The City of Hendersonville's Multi-area Streambank Restoration Project will restore approximately 11,000 linear feet of streambanks and will protect existing infrastructure while improving stream health and water quality. The project consists of streambank restoration efforts at thirteen sites throughout the City, a stormwater wetland retrofit at Patton Park and other stormwater management components. The project also consists of sanitary sewer replacement and upgrades at three sites including one within Patton Park.
View the Multi-area Streambank Story Map
*The Haywood Townes and The Oaks sites are in close proximity and shown as one star on this map due to scale.

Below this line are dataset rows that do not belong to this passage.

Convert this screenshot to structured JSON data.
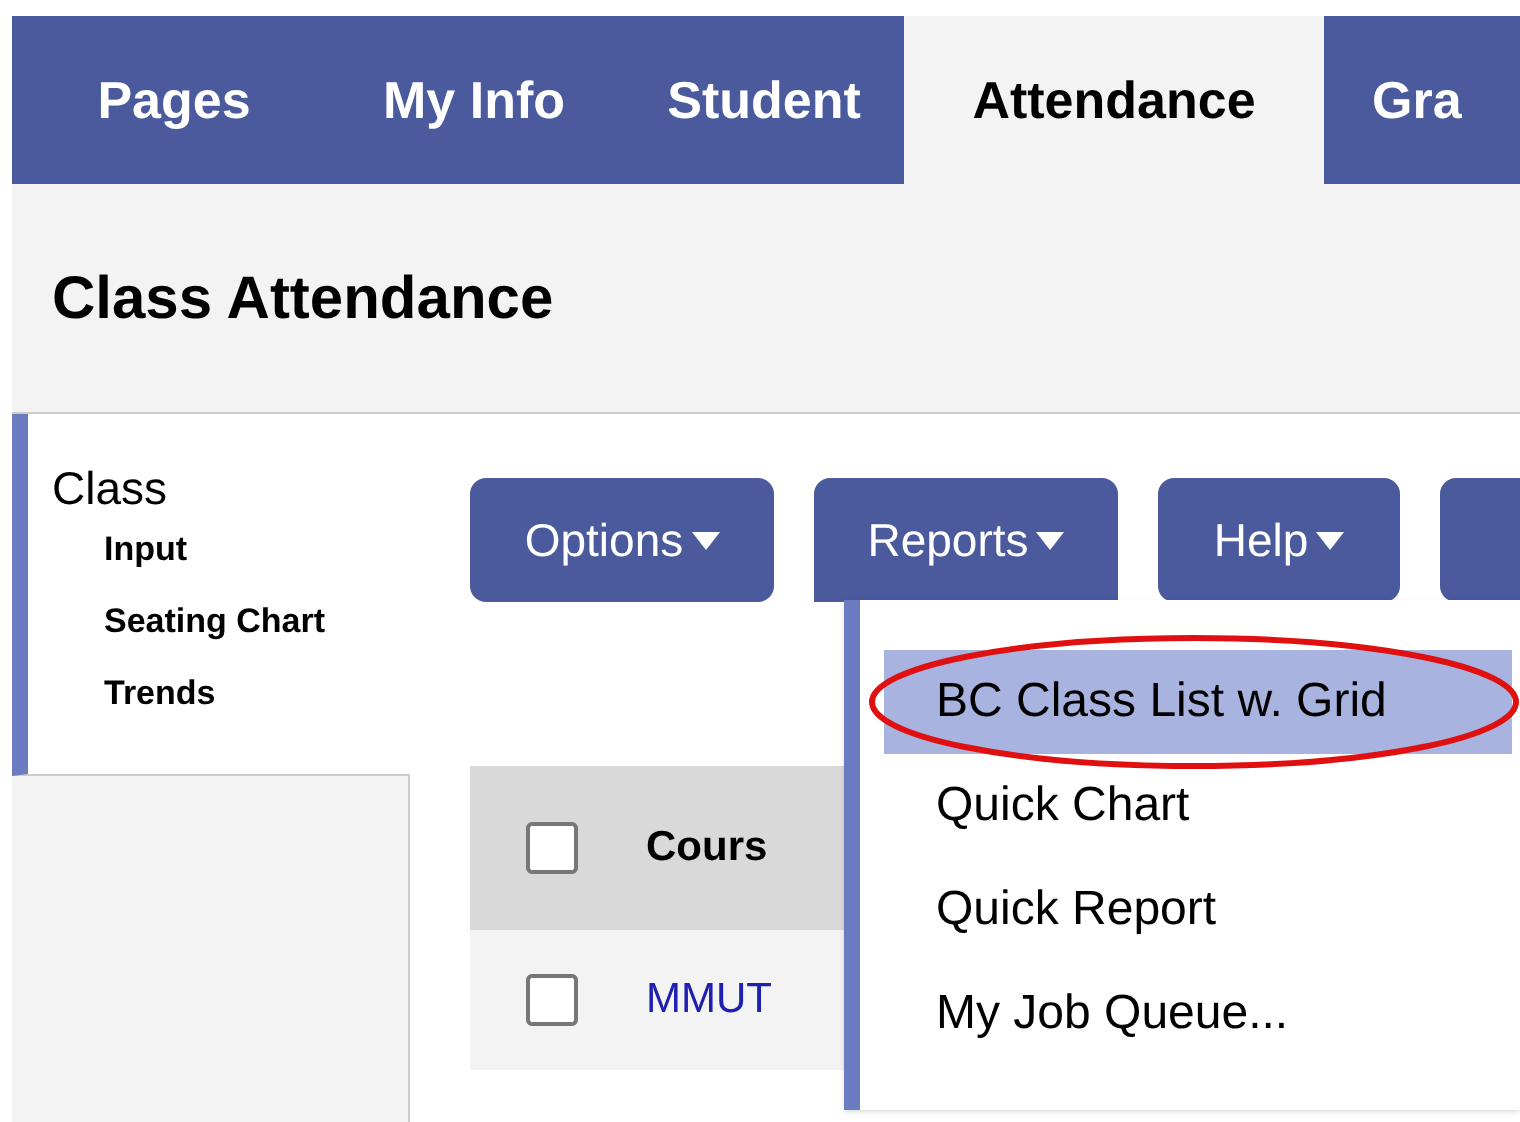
{
  "tabs": [
    {
      "label": "Pages",
      "selected": false
    },
    {
      "label": "My Info",
      "selected": false
    },
    {
      "label": "Student",
      "selected": false
    },
    {
      "label": "Attendance",
      "selected": true
    },
    {
      "label": "Gra",
      "selected": false
    }
  ],
  "page_title": "Class Attendance",
  "sidebar": {
    "heading": "Class",
    "items": [
      "Input",
      "Seating Chart",
      "Trends"
    ]
  },
  "toolbar": [
    {
      "label": "Options",
      "open": false
    },
    {
      "label": "Reports",
      "open": true
    },
    {
      "label": "Help",
      "open": false
    }
  ],
  "table": {
    "header": {
      "checked": false,
      "column_1": "Cours"
    },
    "rows": [
      {
        "checked": false,
        "column_1": "MMUT"
      }
    ]
  },
  "reports_menu": [
    {
      "label": "BC Class List w. Grid",
      "selected": true,
      "annotated": true
    },
    {
      "label": "Quick Chart",
      "selected": false,
      "annotated": false
    },
    {
      "label": "Quick Report",
      "selected": false,
      "annotated": false
    },
    {
      "label": "My Job Queue...",
      "selected": false,
      "annotated": false
    }
  ]
}
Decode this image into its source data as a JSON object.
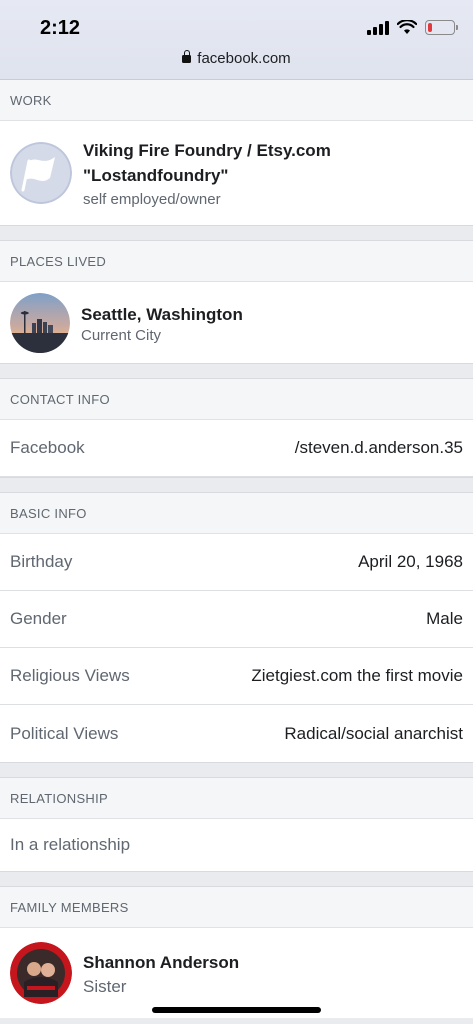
{
  "status_bar": {
    "time": "2:12",
    "url": "facebook.com",
    "battery_level": 0.15,
    "battery_color": "#e0393e",
    "icons": [
      "signal-icon",
      "wifi-icon",
      "battery-icon",
      "lock-icon"
    ]
  },
  "work": {
    "header": "WORK",
    "title": "Viking Fire Foundry / Etsy.com \"Lostandfoundry\"",
    "subtitle": "self employed/owner"
  },
  "places": {
    "header": "PLACES LIVED",
    "title": "Seattle, Washington",
    "subtitle": "Current City"
  },
  "contact": {
    "header": "CONTACT INFO",
    "rows": [
      {
        "label": "Facebook",
        "value": "/steven.d.anderson.35"
      }
    ]
  },
  "basic": {
    "header": "BASIC INFO",
    "rows": [
      {
        "label": "Birthday",
        "value": "April 20, 1968"
      },
      {
        "label": "Gender",
        "value": "Male"
      },
      {
        "label": "Religious Views",
        "value": "Zietgiest.com the first movie"
      },
      {
        "label": "Political Views",
        "value": "Radical/social anarchist"
      }
    ]
  },
  "relationship": {
    "header": "RELATIONSHIP",
    "value": "In a relationship"
  },
  "family": {
    "header": "FAMILY MEMBERS",
    "name": "Shannon Anderson",
    "relation": "Sister"
  }
}
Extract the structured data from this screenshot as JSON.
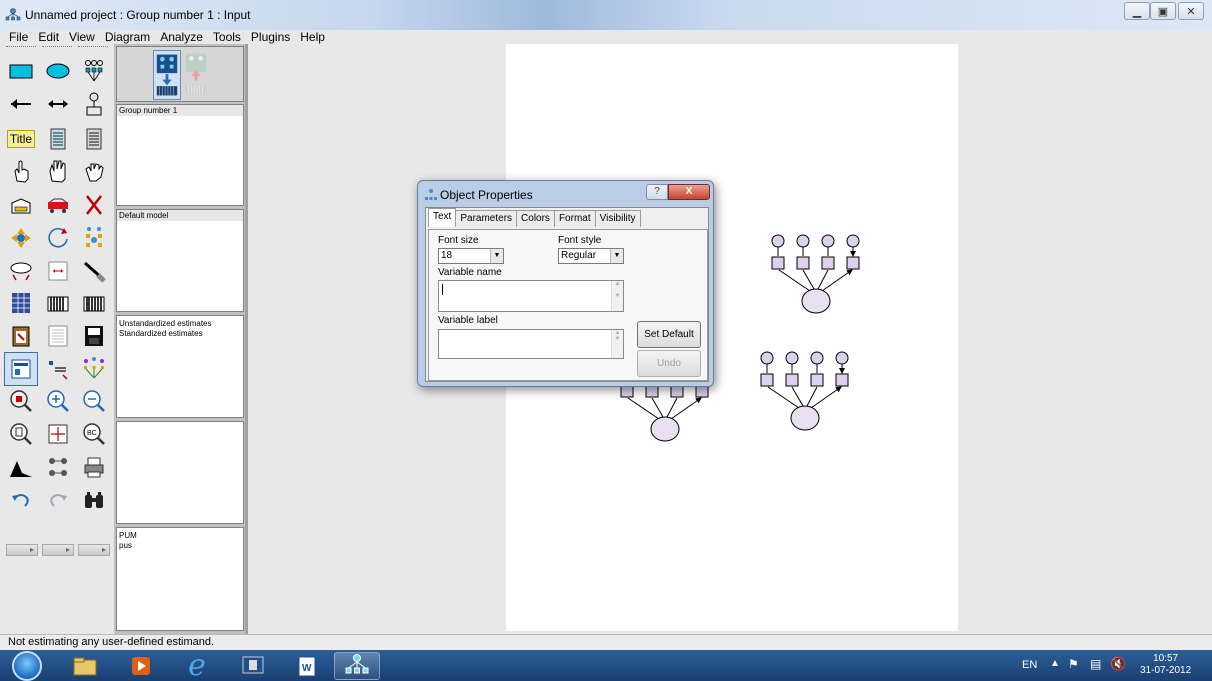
{
  "window": {
    "title": "Unnamed project : Group number 1 : Input",
    "controls": [
      "minimize",
      "maximize",
      "close"
    ]
  },
  "menu": [
    "File",
    "Edit",
    "View",
    "Diagram",
    "Analyze",
    "Tools",
    "Plugins",
    "Help"
  ],
  "tools": [
    "rectangle-icon",
    "ellipse-icon",
    "indicator-icon",
    "single-arrow-icon",
    "double-arrow-icon",
    "unique-variable-icon",
    "title-icon",
    "list-variables-model-icon",
    "list-variables-dataset-icon",
    "select-one-icon",
    "select-all-icon",
    "deselect-all-icon",
    "duplicate-icon",
    "move-icon",
    "erase-icon",
    "move-parameter-icon",
    "rotate-icon",
    "reflect-icon",
    "shape-change-icon",
    "scroll-icon",
    "touch-up-icon",
    "data-files-icon",
    "analysis-properties-icon",
    "calculate-estimates-icon",
    "copy-to-clipboard-icon",
    "text-output-icon",
    "save-icon",
    "object-properties-icon",
    "drag-properties-icon",
    "preserve-symmetries-icon",
    "zoom-in-area-icon",
    "zoom-in-icon",
    "zoom-out-icon",
    "zoom-page-icon",
    "fit-to-page-icon",
    "loupe-icon",
    "bayesian-icon",
    "multiple-group-icon",
    "print-icon",
    "undo-icon",
    "redo-icon",
    "specification-search-icon"
  ],
  "title_tool_label": "Title",
  "panels": {
    "groups": {
      "items": [
        "Group number 1"
      ]
    },
    "models": {
      "items": [
        "Default model"
      ]
    },
    "estimates": {
      "items": [
        "Unstandardized estimates",
        "Standardized estimates"
      ]
    },
    "empty": {
      "items": []
    },
    "files": {
      "items": [
        "PUM",
        "pus"
      ]
    }
  },
  "status": "Not estimating any user-defined estimand.",
  "dialog": {
    "title": "Object Properties",
    "help": "?",
    "close": "X",
    "tabs": [
      "Text",
      "Parameters",
      "Colors",
      "Format",
      "Visibility"
    ],
    "selected_tab": "Text",
    "font_size_label": "Font size",
    "font_size_value": "18",
    "font_style_label": "Font style",
    "font_style_value": "Regular",
    "variable_name_label": "Variable name",
    "variable_name_value": "",
    "variable_label_label": "Variable label",
    "variable_label_value": "",
    "set_default_label": "Set Default",
    "undo_label": "Undo"
  },
  "taskbar": {
    "apps": [
      "explorer-icon",
      "media-player-icon",
      "internet-explorer-icon",
      "desktop-icon",
      "word-icon",
      "amos-icon"
    ],
    "active_app": "amos-icon",
    "language": "EN",
    "time": "10:57",
    "date": "31-07-2012"
  },
  "colors": {
    "rect_fill": "#00c0e0",
    "ellipse_fill": "#00c0e0",
    "latent_fill": "#e8e0f0",
    "observed_fill": "#ddd0ec",
    "taskbar": "#1e4a82",
    "dialog_frame": "#b9cde6"
  }
}
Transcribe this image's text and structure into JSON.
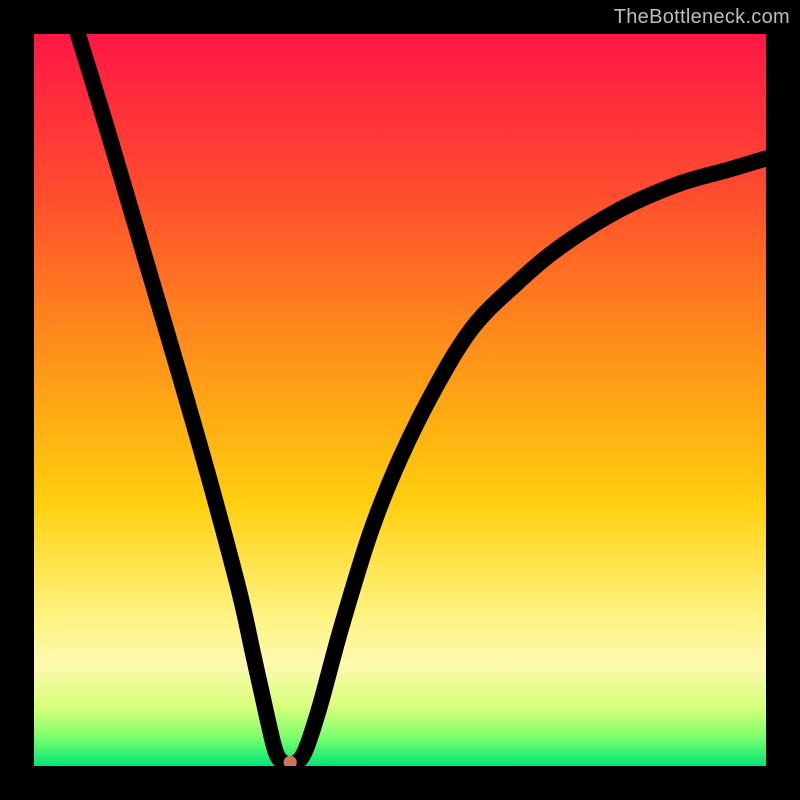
{
  "watermark": "TheBottleneck.com",
  "chart_data": {
    "type": "line",
    "title": "",
    "xlabel": "",
    "ylabel": "",
    "xlim": [
      0,
      100
    ],
    "ylim": [
      0,
      100
    ],
    "grid": false,
    "legend": false,
    "series": [
      {
        "name": "curve",
        "points": [
          {
            "x": 6,
            "y": 100
          },
          {
            "x": 10,
            "y": 87
          },
          {
            "x": 15,
            "y": 70
          },
          {
            "x": 20,
            "y": 53
          },
          {
            "x": 24,
            "y": 39
          },
          {
            "x": 28,
            "y": 24
          },
          {
            "x": 30,
            "y": 15
          },
          {
            "x": 32,
            "y": 6
          },
          {
            "x": 33,
            "y": 2
          },
          {
            "x": 34,
            "y": 0.5
          },
          {
            "x": 35.5,
            "y": 0.3
          },
          {
            "x": 37,
            "y": 2
          },
          {
            "x": 39,
            "y": 8
          },
          {
            "x": 42,
            "y": 19
          },
          {
            "x": 46,
            "y": 32
          },
          {
            "x": 50,
            "y": 42
          },
          {
            "x": 55,
            "y": 52
          },
          {
            "x": 60,
            "y": 60
          },
          {
            "x": 66,
            "y": 66
          },
          {
            "x": 72,
            "y": 71
          },
          {
            "x": 80,
            "y": 76
          },
          {
            "x": 88,
            "y": 79.5
          },
          {
            "x": 95,
            "y": 81.5
          },
          {
            "x": 100,
            "y": 83
          }
        ]
      }
    ],
    "marker": {
      "x": 35,
      "y": 0.5,
      "color": "#c97a5a",
      "r": 0.9
    },
    "background_gradient": {
      "top": "#ff1744",
      "mid": "#ffcf0f",
      "bottom": "#00e676"
    }
  }
}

The purpose of the project is to restore sections of several urban streams along with their associated vegetative buffers, which will help promote stormwater quality measures and improve the overall quality of Mud Creek - an impaired water. The project will incorporate bioengineering practices using native riparian vegetation. This natural approach restores the ecological and hydrological balance of the stream by utilizing structurally sound, economically feasible and ecologically sustainable methods. Restoration methods will vary by site but will include bank shaping and planting; construction of riffles and pools; installation of rock vanes and vegetation geolifts (eroded streambanks are graded to a stable slope and native vegetation is installed); the reestablishment of riparian buffer; and the use of native vegetation.
Streambank restoration will also serve to protect existing sewer infrastructure. This will decrease the possibility of clean water entering the sanitary sewer system and also reduce the likelihood of a future failure of sewer piping or manholes, which would lead to sewage entering streams. The project is expected to take approximately ten months to construct. The City obtained a North Carolina Department of Environmental Quality zero interest loan to fund the project.
The site with the most visibility and complexity of work is at Patton Park and along Brittain Creek. Phase one of the Patton Park project will begin mid-October with sanitary sewer upgrades occurring first. The existing 18” clay sewer line will be replaced with a 24” PVC line. A portion of the walking trail at Patton Park will be inaccessible during construction and signage will be posted to alert park users.
In addition to stream buffer enhancements and invasive species removal, the Patton Park project will also involve the construction of a stormwater wetland.
The existing pond within the park drains an adjacent parking lot but does not provide stormwater treatment in the area. The water is especially turbid, or muddy, and engineering staff have plans to make the area more functional and aesthetically pleasing. Modifications to the pond will convert it into a stormwater wetland accompanied by wildlife observation decks and educational signage. Later in the project, a bioswale and a section of permeable pavement will be installed in the parking area to better manage stormwater. The City of Hendersonville was awarded a NC-319 Grant from the NC Department of Environmental Quality to help fund a portion of the new stormwater control measures in Patton Park.